Here’s a look at the effects of online instruction on the different types of graded assignments. Lines that are completely below the horizontal axis are statistically significant between Zoom students and in-person students. The cadets were required to complete daily homework that was graded on completion, but online students couldn’t keep up with the in-person students. The impact is on standard deviations, but a 0.2 standard deviation is about 1.5 percentage points:
While the impact may not seem large, it’s important to remember what type of students enroll at West Point and the reputation of the university as a whole. The university is considered one of the top liberal arts colleges in the United States and classroom attendance is required. All of the students who are accepted have been nominated by their Congressional Representative or Senator or they have previously enlisted in the military. The Zoom impact is likely a “lower bound” of the impact of Zoom on university students, which means the impact on others may be much larger.
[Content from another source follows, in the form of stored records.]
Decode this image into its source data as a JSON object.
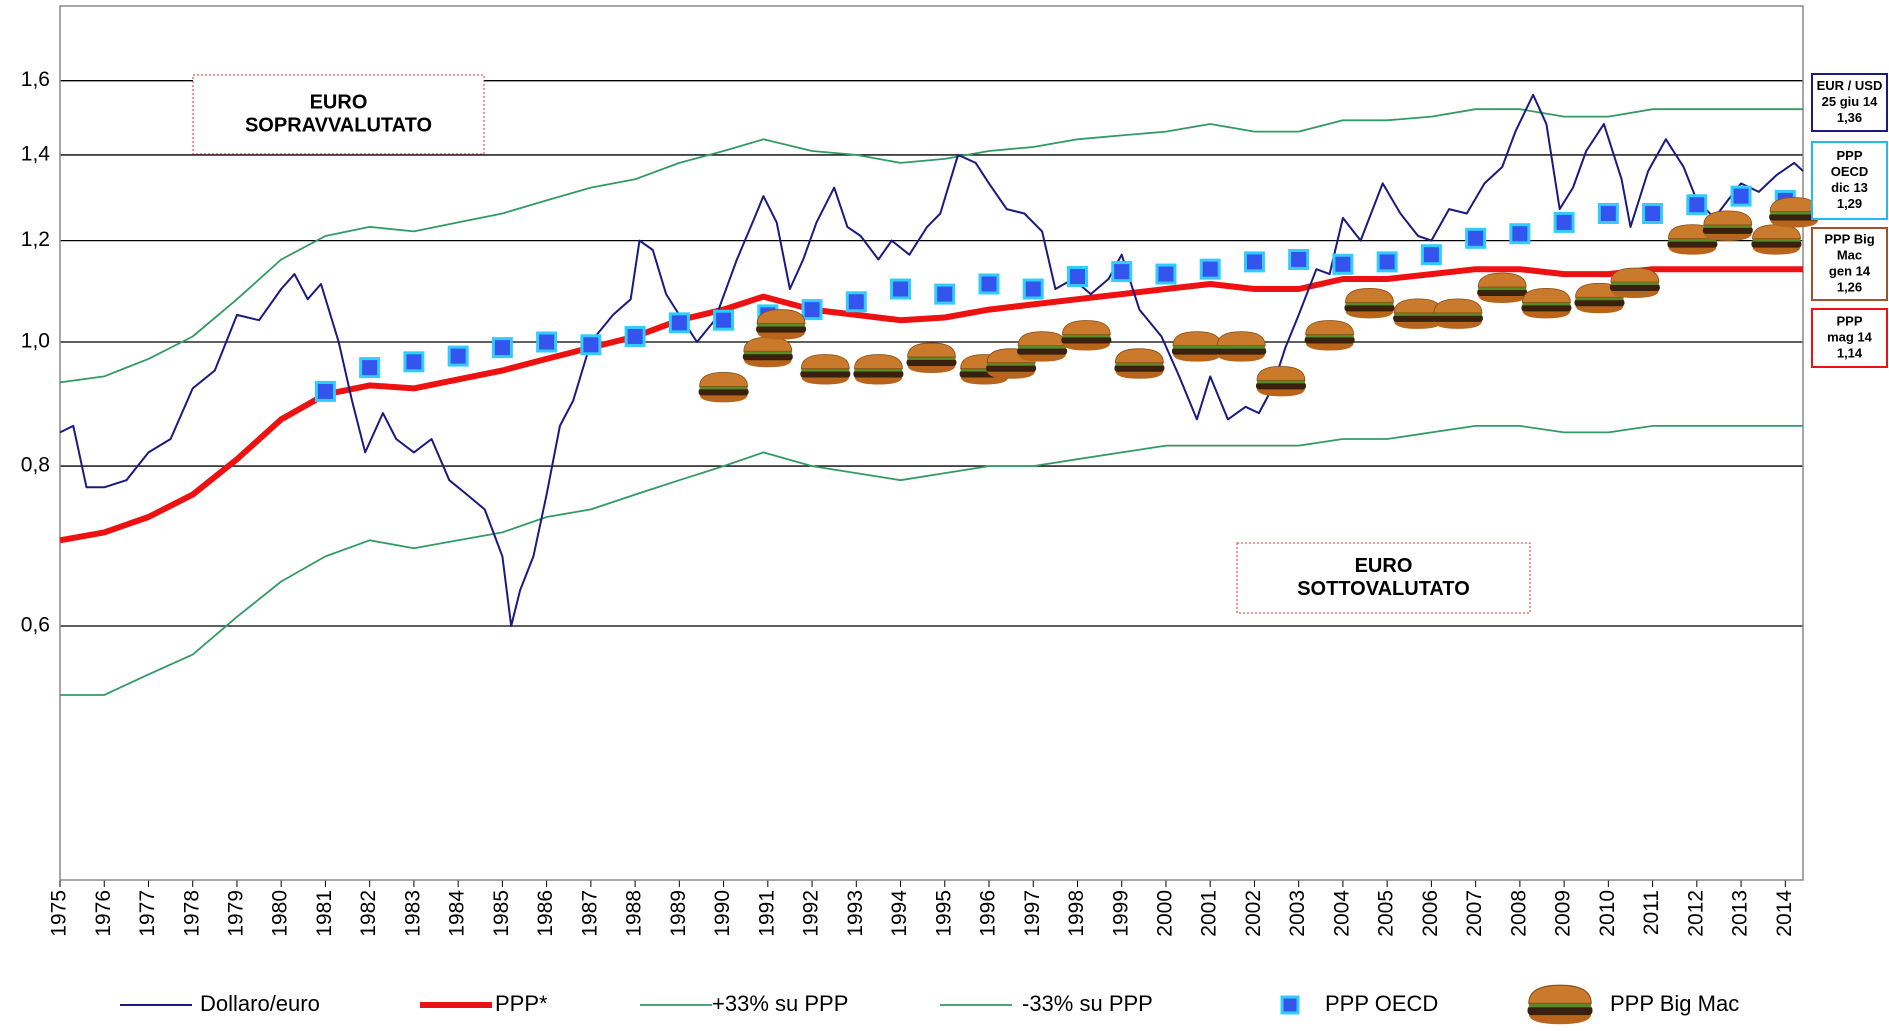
{
  "chart_data": {
    "type": "line",
    "log_y": true,
    "grid": true,
    "xlim": [
      1975,
      2014.4
    ],
    "ylim": [
      0.38,
      1.83
    ],
    "xticks": [
      1975,
      1976,
      1977,
      1978,
      1979,
      1980,
      1981,
      1982,
      1983,
      1984,
      1985,
      1986,
      1987,
      1988,
      1989,
      1990,
      1991,
      1992,
      1993,
      1994,
      1995,
      1996,
      1997,
      1998,
      1999,
      2000,
      2001,
      2002,
      2003,
      2004,
      2005,
      2006,
      2007,
      2008,
      2009,
      2010,
      2011,
      2012,
      2013,
      2014
    ],
    "yticks": [
      {
        "value": 0.6,
        "label": "0,6"
      },
      {
        "value": 0.8,
        "label": "0,8"
      },
      {
        "value": 1.0,
        "label": "1,0"
      },
      {
        "value": 1.2,
        "label": "1,2"
      },
      {
        "value": 1.4,
        "label": "1,4"
      },
      {
        "value": 1.6,
        "label": "1,6"
      }
    ],
    "series": [
      {
        "name": "Dollaro/euro",
        "color": "#1a1a80",
        "marker": "line",
        "width": 2,
        "x": [
          1975,
          1975.3,
          1975.6,
          1976,
          1976.5,
          1977,
          1977.5,
          1978,
          1978.5,
          1979,
          1979.5,
          1980,
          1980.3,
          1980.6,
          1980.9,
          1981.3,
          1981.6,
          1981.9,
          1982.3,
          1982.6,
          1983,
          1983.4,
          1983.8,
          1984.2,
          1984.6,
          1985,
          1985.2,
          1985.4,
          1985.7,
          1986,
          1986.3,
          1986.6,
          1987,
          1987.5,
          1987.9,
          1988.1,
          1988.4,
          1988.7,
          1989,
          1989.4,
          1989.8,
          1990.3,
          1990.7,
          1990.9,
          1991.2,
          1991.5,
          1991.8,
          1992.1,
          1992.5,
          1992.8,
          1993.1,
          1993.5,
          1993.8,
          1994.2,
          1994.6,
          1994.9,
          1995.3,
          1995.7,
          1996,
          1996.4,
          1996.8,
          1997.2,
          1997.5,
          1997.9,
          1998.3,
          1998.7,
          1999,
          1999.4,
          1999.9,
          2000.3,
          2000.7,
          2001,
          2001.4,
          2001.8,
          2002.1,
          2002.4,
          2002.7,
          2003,
          2003.4,
          2003.7,
          2004,
          2004.4,
          2004.9,
          2005.3,
          2005.7,
          2006,
          2006.4,
          2006.8,
          2007.2,
          2007.6,
          2007.9,
          2008.3,
          2008.6,
          2008.9,
          2009.2,
          2009.5,
          2009.9,
          2010.3,
          2010.5,
          2010.9,
          2011.3,
          2011.7,
          2012,
          2012.4,
          2012.7,
          2013,
          2013.4,
          2013.8,
          2014.2,
          2014.4
        ],
        "values": [
          0.85,
          0.86,
          0.77,
          0.77,
          0.78,
          0.82,
          0.84,
          0.92,
          0.95,
          1.05,
          1.04,
          1.1,
          1.13,
          1.08,
          1.11,
          1.0,
          0.9,
          0.82,
          0.88,
          0.84,
          0.82,
          0.84,
          0.78,
          0.76,
          0.74,
          0.68,
          0.6,
          0.64,
          0.68,
          0.76,
          0.86,
          0.9,
          1.0,
          1.05,
          1.08,
          1.2,
          1.18,
          1.09,
          1.05,
          1.0,
          1.04,
          1.16,
          1.25,
          1.3,
          1.24,
          1.1,
          1.16,
          1.24,
          1.32,
          1.23,
          1.21,
          1.16,
          1.2,
          1.17,
          1.23,
          1.26,
          1.4,
          1.38,
          1.33,
          1.27,
          1.26,
          1.22,
          1.1,
          1.12,
          1.09,
          1.12,
          1.17,
          1.06,
          1.01,
          0.94,
          0.87,
          0.94,
          0.87,
          0.89,
          0.88,
          0.92,
          0.99,
          1.05,
          1.14,
          1.13,
          1.25,
          1.2,
          1.33,
          1.26,
          1.21,
          1.2,
          1.27,
          1.26,
          1.33,
          1.37,
          1.46,
          1.56,
          1.48,
          1.27,
          1.32,
          1.41,
          1.48,
          1.34,
          1.23,
          1.36,
          1.44,
          1.37,
          1.29,
          1.25,
          1.29,
          1.33,
          1.31,
          1.35,
          1.38,
          1.36
        ]
      },
      {
        "name": "PPP*",
        "color": "#ee1111",
        "marker": "line",
        "width": 6,
        "x": [
          1975,
          1976,
          1977,
          1978,
          1979,
          1980,
          1981,
          1982,
          1983,
          1984,
          1985,
          1986,
          1987,
          1988,
          1989,
          1990,
          1990.9,
          1992,
          1993,
          1994,
          1995,
          1996,
          1997,
          1998,
          1999,
          2000,
          2001,
          2002,
          2003,
          2004,
          2005,
          2006,
          2007,
          2008,
          2009,
          2010,
          2011,
          2012,
          2013,
          2014,
          2014.4
        ],
        "values": [
          0.7,
          0.71,
          0.73,
          0.76,
          0.81,
          0.87,
          0.91,
          0.925,
          0.92,
          0.935,
          0.95,
          0.97,
          0.99,
          1.01,
          1.04,
          1.06,
          1.085,
          1.06,
          1.05,
          1.04,
          1.045,
          1.06,
          1.07,
          1.08,
          1.09,
          1.1,
          1.11,
          1.1,
          1.1,
          1.12,
          1.12,
          1.13,
          1.14,
          1.14,
          1.13,
          1.13,
          1.14,
          1.14,
          1.14,
          1.14,
          1.14
        ]
      },
      {
        "name": "+33% su PPP",
        "color": "#339966",
        "marker": "line",
        "width": 1.8,
        "x": [
          1975,
          1976,
          1977,
          1978,
          1979,
          1980,
          1981,
          1982,
          1983,
          1984,
          1985,
          1986,
          1987,
          1988,
          1989,
          1990,
          1990.9,
          1992,
          1993,
          1994,
          1995,
          1996,
          1997,
          1998,
          1999,
          2000,
          2001,
          2002,
          2003,
          2004,
          2005,
          2006,
          2007,
          2008,
          2009,
          2010,
          2011,
          2012,
          2013,
          2014,
          2014.4
        ],
        "values": [
          0.93,
          0.94,
          0.97,
          1.01,
          1.08,
          1.16,
          1.21,
          1.23,
          1.22,
          1.24,
          1.26,
          1.29,
          1.32,
          1.34,
          1.38,
          1.41,
          1.44,
          1.41,
          1.4,
          1.38,
          1.39,
          1.41,
          1.42,
          1.44,
          1.45,
          1.46,
          1.48,
          1.46,
          1.46,
          1.49,
          1.49,
          1.5,
          1.52,
          1.52,
          1.5,
          1.5,
          1.52,
          1.52,
          1.52,
          1.52,
          1.52
        ]
      },
      {
        "name": "-33% su PPP",
        "color": "#339966",
        "marker": "line",
        "width": 1.8,
        "x": [
          1975,
          1976,
          1977,
          1978,
          1979,
          1980,
          1981,
          1982,
          1983,
          1984,
          1985,
          1986,
          1987,
          1988,
          1989,
          1990,
          1990.9,
          1992,
          1993,
          1994,
          1995,
          1996,
          1997,
          1998,
          1999,
          2000,
          2001,
          2002,
          2003,
          2004,
          2005,
          2006,
          2007,
          2008,
          2009,
          2010,
          2011,
          2012,
          2013,
          2014,
          2014.4
        ],
        "values": [
          0.53,
          0.53,
          0.55,
          0.57,
          0.61,
          0.65,
          0.68,
          0.7,
          0.69,
          0.7,
          0.71,
          0.73,
          0.74,
          0.76,
          0.78,
          0.8,
          0.82,
          0.8,
          0.79,
          0.78,
          0.79,
          0.8,
          0.8,
          0.81,
          0.82,
          0.83,
          0.83,
          0.83,
          0.83,
          0.84,
          0.84,
          0.85,
          0.86,
          0.86,
          0.85,
          0.85,
          0.86,
          0.86,
          0.86,
          0.86,
          0.86
        ]
      },
      {
        "name": "PPP OECD",
        "color": "#3355ee",
        "marker": "square",
        "x": [
          1981,
          1982,
          1983,
          1984,
          1985,
          1986,
          1987,
          1988,
          1989,
          1990,
          1991,
          1992,
          1993,
          1994,
          1995,
          1996,
          1997,
          1998,
          1999,
          2000,
          2001,
          2002,
          2003,
          2004,
          2005,
          2006,
          2007,
          2008,
          2009,
          2010,
          2011,
          2012,
          2013,
          2014
        ],
        "values": [
          0.915,
          0.955,
          0.965,
          0.975,
          0.99,
          1.0,
          0.995,
          1.01,
          1.035,
          1.04,
          1.05,
          1.06,
          1.075,
          1.1,
          1.09,
          1.11,
          1.1,
          1.125,
          1.135,
          1.13,
          1.14,
          1.155,
          1.16,
          1.15,
          1.155,
          1.17,
          1.205,
          1.215,
          1.24,
          1.26,
          1.26,
          1.28,
          1.3,
          1.29
        ]
      },
      {
        "name": "PPP Big Mac",
        "color": "#8b4513",
        "marker": "burger",
        "x": [
          1990,
          1991,
          1991.3,
          1992.3,
          1993.5,
          1994.7,
          1995.9,
          1996.5,
          1997.2,
          1998.2,
          1999.4,
          2000.7,
          2001.7,
          2002.6,
          2003.7,
          2004.6,
          2005.7,
          2006.6,
          2007.6,
          2008.6,
          2009.8,
          2010.6,
          2011.9,
          2012.7,
          2013.8,
          2014.2
        ],
        "values": [
          0.92,
          0.98,
          1.03,
          0.95,
          0.95,
          0.97,
          0.95,
          0.96,
          0.99,
          1.01,
          0.96,
          0.99,
          0.99,
          0.93,
          1.01,
          1.07,
          1.05,
          1.05,
          1.1,
          1.07,
          1.08,
          1.11,
          1.2,
          1.23,
          1.2,
          1.26
        ]
      }
    ],
    "annotations": [
      {
        "lines": [
          "EURO",
          "SOPRAVVALUTATO"
        ]
      },
      {
        "lines": [
          "EURO",
          "SOTTOVALUTATO"
        ]
      }
    ],
    "side_labels": [
      {
        "lines": [
          "EUR / USD",
          "25 giu 14",
          "1,36"
        ],
        "color": "#1a1a80"
      },
      {
        "lines": [
          "PPP",
          "OECD",
          "dic 13",
          "1,29"
        ],
        "color": "#22bbee"
      },
      {
        "lines": [
          "PPP Big",
          "Mac",
          "gen 14",
          "1,26"
        ],
        "color": "#a0522d"
      },
      {
        "lines": [
          "PPP",
          "mag 14",
          "1,14"
        ],
        "color": "#ee1111"
      }
    ]
  }
}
Mike and his team are in the process of measuring the impact on future economics courses and are hopeful that this paper will be published in the near future. It raises an interesting policy question, not only for the future of higher education but also on the importance of well-designed online education. The pandemic introduced a lot of faculty to online teaching for the first time and many of them have received little to no training. The social cost of this pivot could be much larger than we currently realize and may take some time to fully pan out.
From February 17, 2020, to April 6, 2020, Zoom usage grew 552% [Tech Republic]
West Point enrolls approximately 4,536 undergraduate students [US News and World Report]
West Point graduates must serve a minimum of 8 years after graduation in a combination of Active Duty and Reserve Component Service [West Point]
On average, a college degree earns a person $30,000 more in salary each year than a person with a high school degree [Federal Reserve Bank of New York]
This is particularly fascinating considering the fear many academics had prior to Covid that higher ed was going to become one large MOOC. It doesn't appear that this is a concern any longer.